The following year, Colette Marin-Catherine, aged 92, accompanied by Lucie Foulbe, went to Germany for the first time. She followed in her brother's footsteps, especially in Dora. She testified about her visit to the camp:

Everything was hard. I took it right in the face, or in the heart, it's more elegant. When I entered the crematorium, you have this kind of stretcher made only of metal on which the bodies were put in the oven. This is really where I saw my brother go. I saw a lot of documents about that war, but when I was in the tunnel I heard thousands of voices. I'm not Joan of Arc, but it's so overwhelming you feel like someone is pushing you all around.
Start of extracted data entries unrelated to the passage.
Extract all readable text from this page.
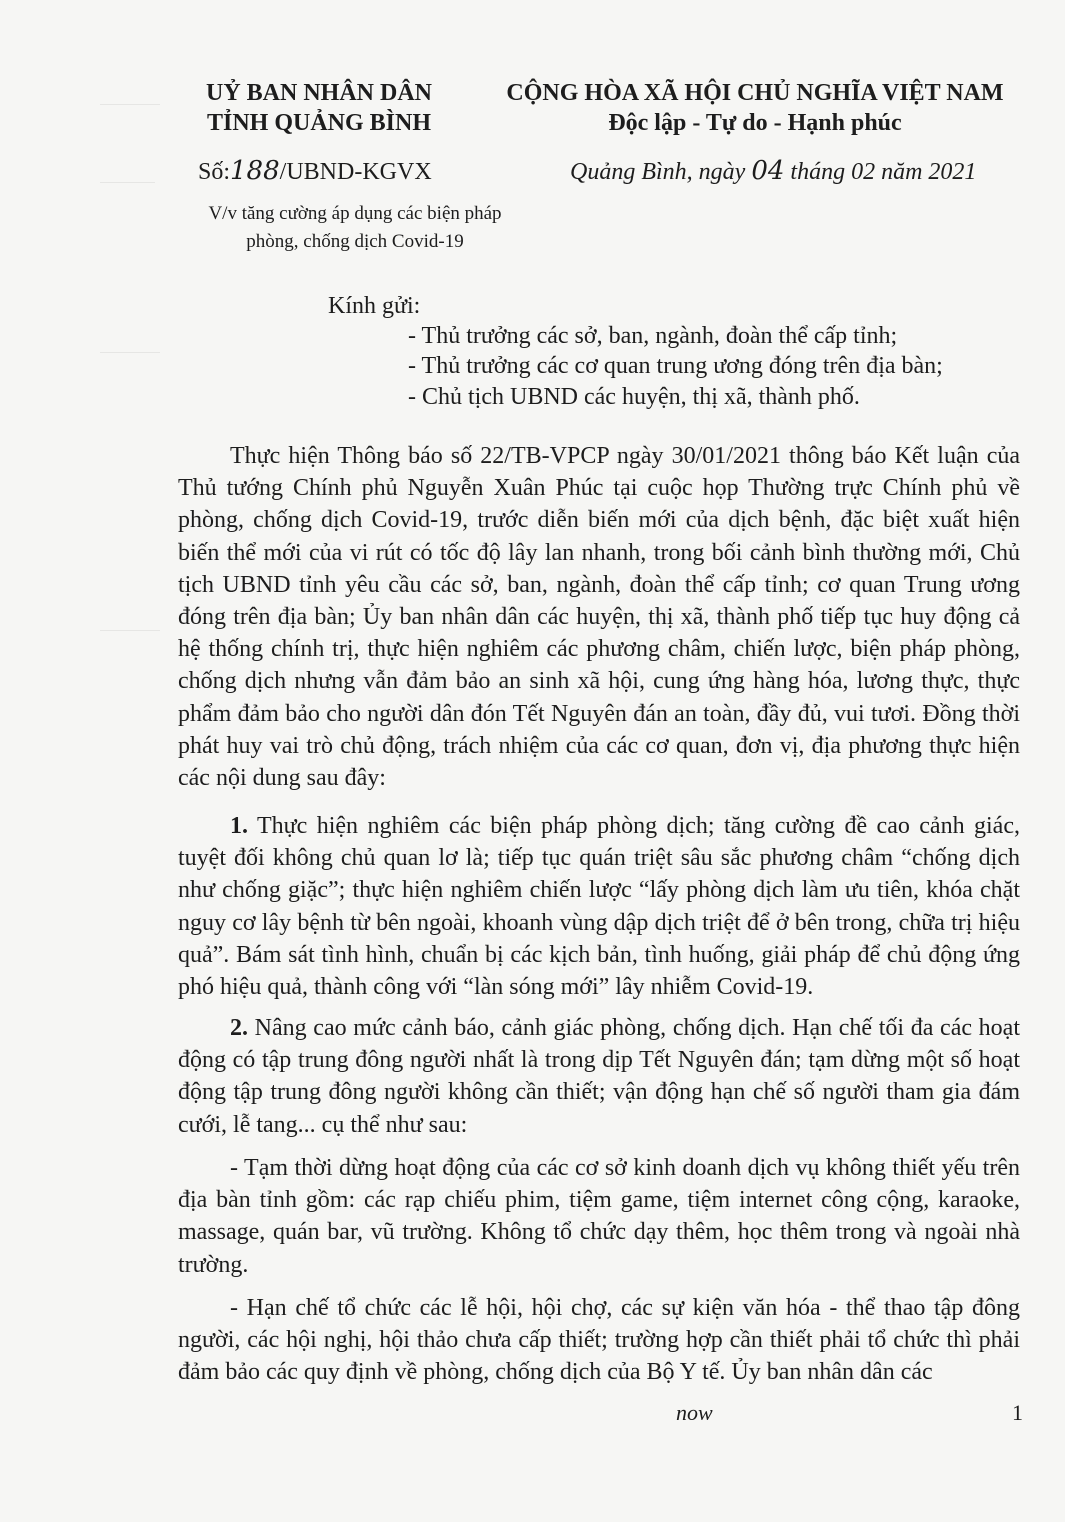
UỶ BAN NHÂN DÂN
TỈNH QUẢNG BÌNH
CỘNG HÒA XÃ HỘI CHỦ NGHĨA VIỆT NAM
Độc lập - Tự do - Hạnh phúc
Số:188/UBND-KGVX	Quảng Bình, ngày 04 tháng 02 năm 2021
V/v tăng cường áp dụng các biện pháp
phòng, chống dịch Covid-19
Kính gửi:
- Thủ trưởng các sở, ban, ngành, đoàn thể cấp tỉnh;
- Thủ trưởng các cơ quan trung ương đóng trên địa bàn;
- Chủ tịch UBND các huyện, thị xã, thành phố.

Thực hiện Thông báo số 22/TB-VPCP ngày 30/01/2021 thông báo Kết luận của Thủ tướng Chính phủ Nguyễn Xuân Phúc tại cuộc họp Thường trực Chính phủ về phòng, chống dịch Covid-19, trước diễn biến mới của dịch bệnh, đặc biệt xuất hiện biến thể mới của vi rút có tốc độ lây lan nhanh, trong bối cảnh bình thường mới, Chủ tịch UBND tỉnh yêu cầu các sở, ban, ngành, đoàn thể cấp tỉnh; cơ quan Trung ương đóng trên địa bàn; Ủy ban nhân dân các huyện, thị xã, thành phố tiếp tục huy động cả hệ thống chính trị, thực hiện nghiêm các phương châm, chiến lược, biện pháp phòng, chống dịch nhưng vẫn đảm bảo an sinh xã hội, cung ứng hàng hóa, lương thực, thực phẩm đảm bảo cho người dân đón Tết Nguyên đán an toàn, đầy đủ, vui tươi. Đồng thời phát huy vai trò chủ động, trách nhiệm của các cơ quan, đơn vị, địa phương thực hiện các nội dung sau đây:

1. Thực hiện nghiêm các biện pháp phòng dịch; tăng cường đề cao cảnh giác, tuyệt đối không chủ quan lơ là; tiếp tục quán triệt sâu sắc phương châm “chống dịch như chống giặc”; thực hiện nghiêm chiến lược “lấy phòng dịch làm ưu tiên, khóa chặt nguy cơ lây bệnh từ bên ngoài, khoanh vùng dập dịch triệt để ở bên trong, chữa trị hiệu quả”. Bám sát tình hình, chuẩn bị các kịch bản, tình huống, giải pháp để chủ động ứng phó hiệu quả, thành công với “làn sóng mới” lây nhiễm Covid-19.

2. Nâng cao mức cảnh báo, cảnh giác phòng, chống dịch. Hạn chế tối đa các hoạt động có tập trung đông người nhất là trong dịp Tết Nguyên đán; tạm dừng một số hoạt động tập trung đông người không cần thiết; vận động hạn chế số người tham gia đám cưới, lễ tang... cụ thể như sau:

- Tạm thời dừng hoạt động của các cơ sở kinh doanh dịch vụ không thiết yếu trên địa bàn tỉnh gồm: các rạp chiếu phim, tiệm game, tiệm internet công cộng, karaoke, massage, quán bar, vũ trường. Không tổ chức dạy thêm, học thêm trong và ngoài nhà trường.

- Hạn chế tổ chức các lễ hội, hội chợ, các sự kiện văn hóa - thể thao tập đông người, các hội nghị, hội thảo chưa cấp thiết; trường hợp cần thiết phải tổ chức thì phải đảm bảo các quy định về phòng, chống dịch của Bộ Y tế. Ủy ban nhân dân các

now	1
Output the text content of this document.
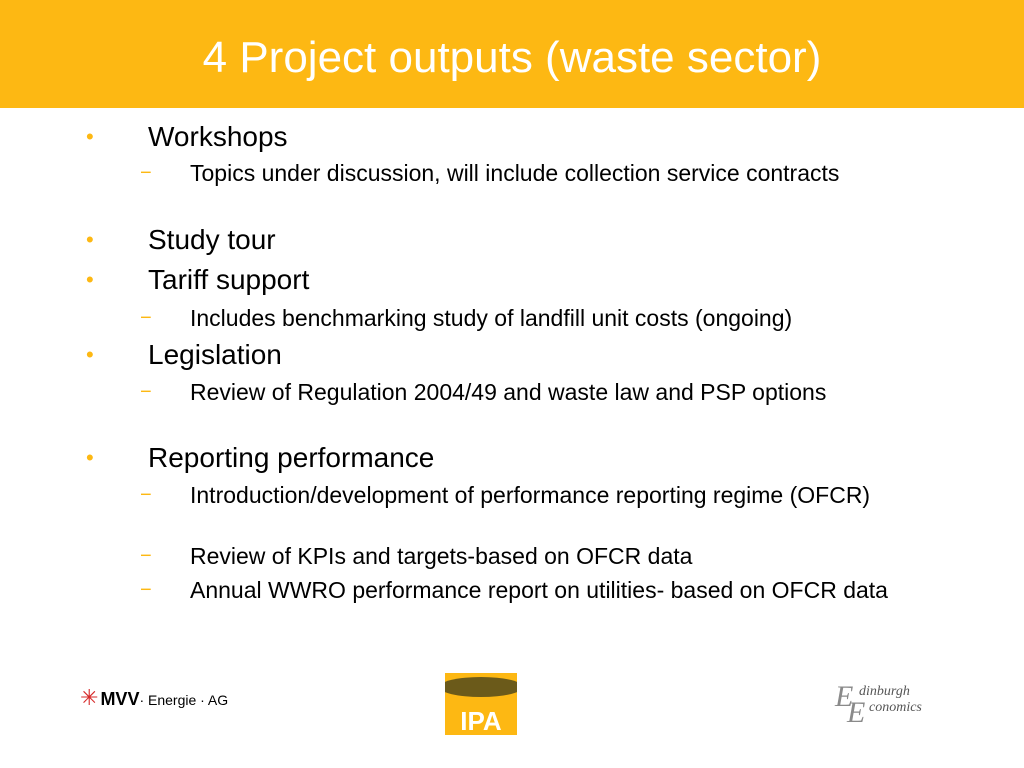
4 Project outputs (waste sector)
• Workshops
− Topics under discussion, will include collection service contracts
• Study tour
• Tariff support
− Includes benchmarking study of landfill unit costs (ongoing)
• Legislation
− Review of Regulation 2004/49 and waste law and PSP options
• Reporting performance
− Introduction/development of performance reporting regime (OFCR)
− Review of KPIs and targets-based on OFCR data
− Annual WWRO performance report on utilities- based on OFCR data
✳ MVV· Energie · AG
IPA
E dinburgh
E conomics
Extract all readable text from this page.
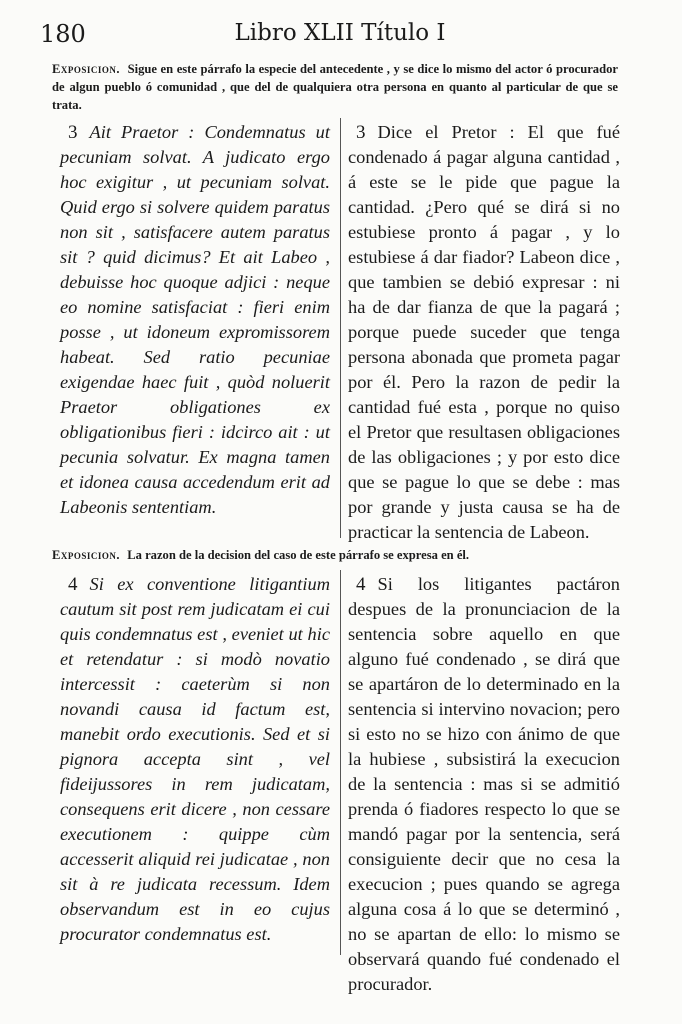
180	Libro XLII Título I
Exposicion. Sigue en este párrafo la especie del antecedente , y se dice lo mismo del actor ó procurador de algun pueblo ó comunidad , que del de qualquiera otra persona en quanto al particular de que se trata.
3 Ait Praetor : Condemnatus ut pecuniam solvat. A judicato ergo hoc exigitur , ut pecuniam solvat. Quid ergo si solvere quidem paratus non sit , satisfacere autem paratus sit ? quid dicimus? Et ait Labeo , debuisse hoc quoque adjici : neque eo nomine satisfaciat : fieri enim posse , ut idoneum expromissorem habeat. Sed ratio pecuniae exigendae haec fuit , quòd noluerit Praetor obligationes ex obligationibus fieri : idcirco ait : ut pecunia solvatur. Ex magna tamen et idonea causa accedendum erit ad Labeonis sententiam.
3 Dice el Pretor : El que fué condenado á pagar alguna cantidad , á este se le pide que pague la cantidad. ¿Pero qué se dirá si no estubiese pronto á pagar , y lo estubiese á dar fiador? Labeon dice , que tambien se debió expresar : ni ha de dar fianza de que la pagará ; porque puede suceder que tenga persona abonada que prometa pagar por él. Pero la razon de pedir la cantidad fué esta , porque no quiso el Pretor que resultasen obligaciones de las obligaciones ; y por esto dice que se pague lo que se debe : mas por grande y justa causa se ha de practicar la sentencia de Labeon.
Exposicion. La razon de la decision del caso de este párrafo se expresa en él.
4 Si ex conventione litigantium cautum sit post rem judicatam ei cui quis condemnatus est , eveniet ut hic et retendatur : si modò novatio intercessit : caeterùm si non novandi causa id factum est, manebit ordo executionis. Sed et si pignora accepta sint , vel fideijussores in rem judicatam, consequens erit dicere , non cessare executionem : quippe cùm accesserit aliquid rei judicatae , non sit à re judicata recessum. Idem observandum est in eo cujus procurator condemnatus est.
4 Si los litigantes pactáron despues de la pronunciacion de la sentencia sobre aquello en que alguno fué condenado , se dirá que se apartáron de lo determinado en la sentencia si intervino novacion; pero si esto no se hizo con ánimo de que la hubiese , subsistirá la execucion de la sentencia : mas si se admitió prenda ó fiadores respecto lo que se mandó pagar por la sentencia, será consiguiente decir que no cesa la execucion ; pues quando se agrega alguna cosa á lo que se determinó , no se apartan de ello: lo mismo se observará quando fué condenado el procurador.
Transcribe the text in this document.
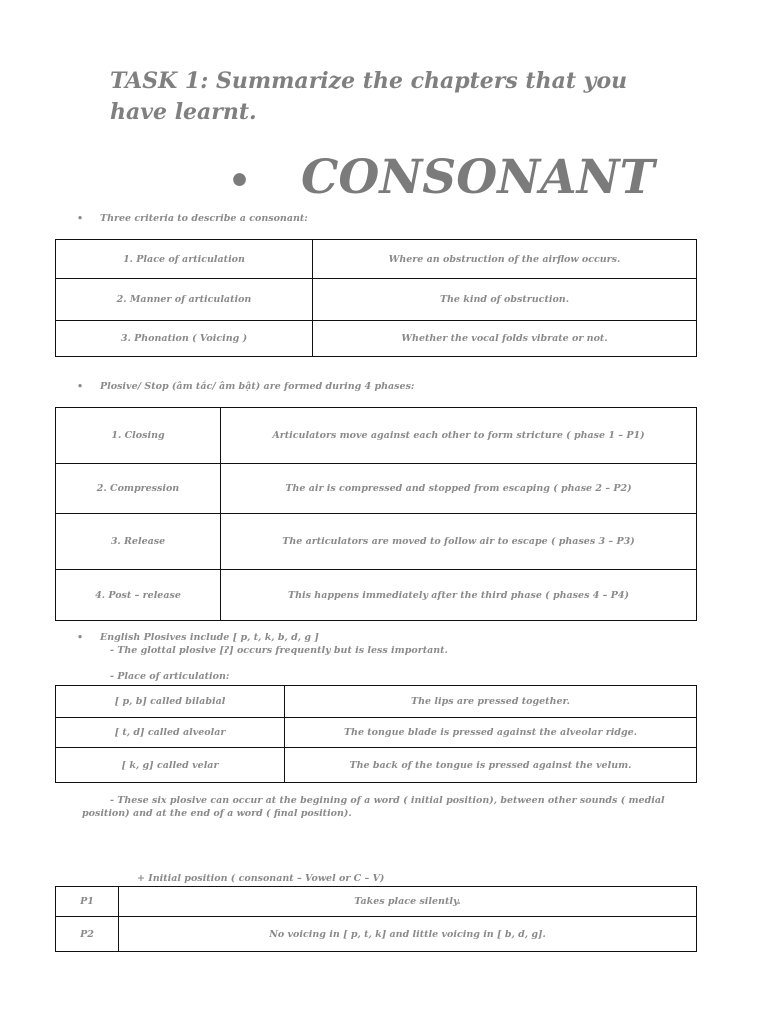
TASK 1: Summarize the chapters that you have learnt.
• CONSONANT
• Three criteria to describe a consonant:
1. Place of articulation	Where an obstruction of the airflow occurs.
2. Manner of articulation	The kind of obstruction.
3. Phonation ( Voicing )	Whether the vocal folds vibrate or not.
• Plosive/ Stop (âm tắc/ âm bật) are formed during 4 phases:
1. Closing	Articulators move against each other to form stricture ( phase 1 – P1)
2. Compression	The air is compressed and stopped from escaping ( phase 2 – P2)
3. Release	The articulators are moved to follow air to escape ( phases 3 – P3)
4. Post – release	This happens immediately after the third phase ( phases 4 – P4)
• English Plosives include [ p, t, k, b, d, g ]
- The glottal plosive [ʔ] occurs frequently but is less important.
- Place of articulation:
[ p, b] called bilabial	The lips are pressed together.
[ t, d] called alveolar	The tongue blade is pressed against the alveolar ridge.
[ k, g] called velar	The back of the tongue is pressed against the velum.
- These six plosive can occur at the begining of a word ( initial position), between other sounds ( medial position) and at the end of a word ( final position).
+ Initial position ( consonant – Vowel or C – V)
P1	Takes place silently.
P2	No voicing in [ p, t, k] and little voicing in [ b, d, g].
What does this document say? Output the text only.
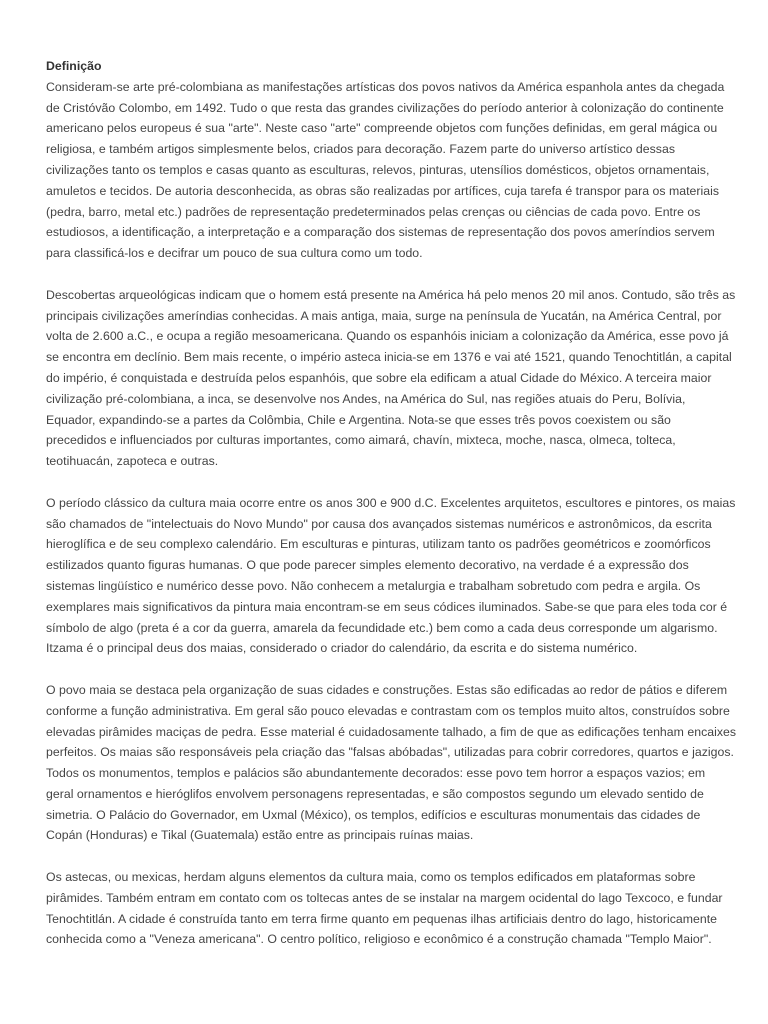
Definição
Consideram-se arte pré-colombiana as manifestações artísticas dos povos nativos da América espanhola antes da chegada
de Cristóvão Colombo, em 1492. Tudo o que resta das grandes civilizações do período anterior à colonização do continente
americano pelos europeus é sua "arte". Neste caso "arte" compreende objetos com funções definidas, em geral mágica ou
religiosa, e também artigos simplesmente belos, criados para decoração. Fazem parte do universo artístico dessas
civilizações tanto os templos e casas quanto as esculturas, relevos, pinturas, utensílios domésticos, objetos ornamentais,
amuletos e tecidos. De autoria desconhecida, as obras são realizadas por artífices, cuja tarefa é transpor para os materiais
(pedra, barro, metal etc.) padrões de representação predeterminados pelas crenças ou ciências de cada povo. Entre os
estudiosos, a identificação, a interpretação e a comparação dos sistemas de representação dos povos ameríndios servem
para classificá-los e decifrar um pouco de sua cultura como um todo.
Descobertas arqueológicas indicam que o homem está presente na América há pelo menos 20 mil anos. Contudo, são três as
principais civilizações ameríndias conhecidas. A mais antiga, maia, surge na península de Yucatán, na América Central, por
volta de 2.600 a.C., e ocupa a região mesoamericana. Quando os espanhóis iniciam a colonização da América, esse povo já
se encontra em declínio. Bem mais recente, o império asteca inicia-se em 1376 e vai até 1521, quando Tenochtitlán, a capital
do império, é conquistada e destruída pelos espanhóis, que sobre ela edificam a atual Cidade do México. A terceira maior
civilização pré-colombiana, a inca, se desenvolve nos Andes, na América do Sul, nas regiões atuais do Peru, Bolívia,
Equador, expandindo-se a partes da Colômbia, Chile e Argentina. Nota-se que esses três povos coexistem ou são
precedidos e influenciados por culturas importantes, como aimará, chavín, mixteca, moche, nasca, olmeca, tolteca,
teotihuacán, zapoteca e outras.
O período clássico da cultura maia ocorre entre os anos 300 e 900 d.C. Excelentes arquitetos, escultores e pintores, os maias
são chamados de "intelectuais do Novo Mundo" por causa dos avançados sistemas numéricos e astronômicos, da escrita
hieroglífica e de seu complexo calendário. Em esculturas e pinturas, utilizam tanto os padrões geométricos e zoomórficos
estilizados quanto figuras humanas. O que pode parecer simples elemento decorativo, na verdade é a expressão dos
sistemas lingüístico e numérico desse povo. Não conhecem a metalurgia e trabalham sobretudo com pedra e argila. Os
exemplares mais significativos da pintura maia encontram-se em seus códices iluminados. Sabe-se que para eles toda cor é
símbolo de algo (preta é a cor da guerra, amarela da fecundidade etc.) bem como a cada deus corresponde um algarismo.
Itzama é o principal deus dos maias, considerado o criador do calendário, da escrita e do sistema numérico.
O povo maia se destaca pela organização de suas cidades e construções. Estas são edificadas ao redor de pátios e diferem
conforme a função administrativa. Em geral são pouco elevadas e contrastam com os templos muito altos, construídos sobre
elevadas pirâmides maciças de pedra. Esse material é cuidadosamente talhado, a fim de que as edificações tenham encaixes
perfeitos. Os maias são responsáveis pela criação das "falsas abóbadas", utilizadas para cobrir corredores, quartos e jazigos.
Todos os monumentos, templos e palácios são abundantemente decorados: esse povo tem horror a espaços vazios; em
geral ornamentos e hieróglifos envolvem personagens representadas, e são compostos segundo um elevado sentido de
simetria. O Palácio do Governador, em Uxmal (México), os templos, edifícios e esculturas monumentais das cidades de
Copán (Honduras) e Tikal (Guatemala) estão entre as principais ruínas maias.
Os astecas, ou mexicas, herdam alguns elementos da cultura maia, como os templos edificados em plataformas sobre
pirâmides. Também entram em contato com os toltecas antes de se instalar na margem ocidental do lago Texcoco, e fundar
Tenochtitlán. A cidade é construída tanto em terra firme quanto em pequenas ilhas artificiais dentro do lago, historicamente
conhecida como a "Veneza americana". O centro político, religioso e econômico é a construção chamada "Templo Maior".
The film, lasting twenty-five minutes, was released in 2020 on The Guardian digital platform. It won awards at several American festivals before being awarded the Academy Award for Best Documentary (Short Subject) at the 93rd Academy Awards.

The team of the film offered Colette Marin-Catherine a commemorative paving stone in memory of her brother, called Stolperstein, made by the German artist Gunter Demnig. It was sealed on November 11, 2019, in front of the family home in Bretteville-l'Orgueilleuse. This was the first Stolperstein affixed in Normandy.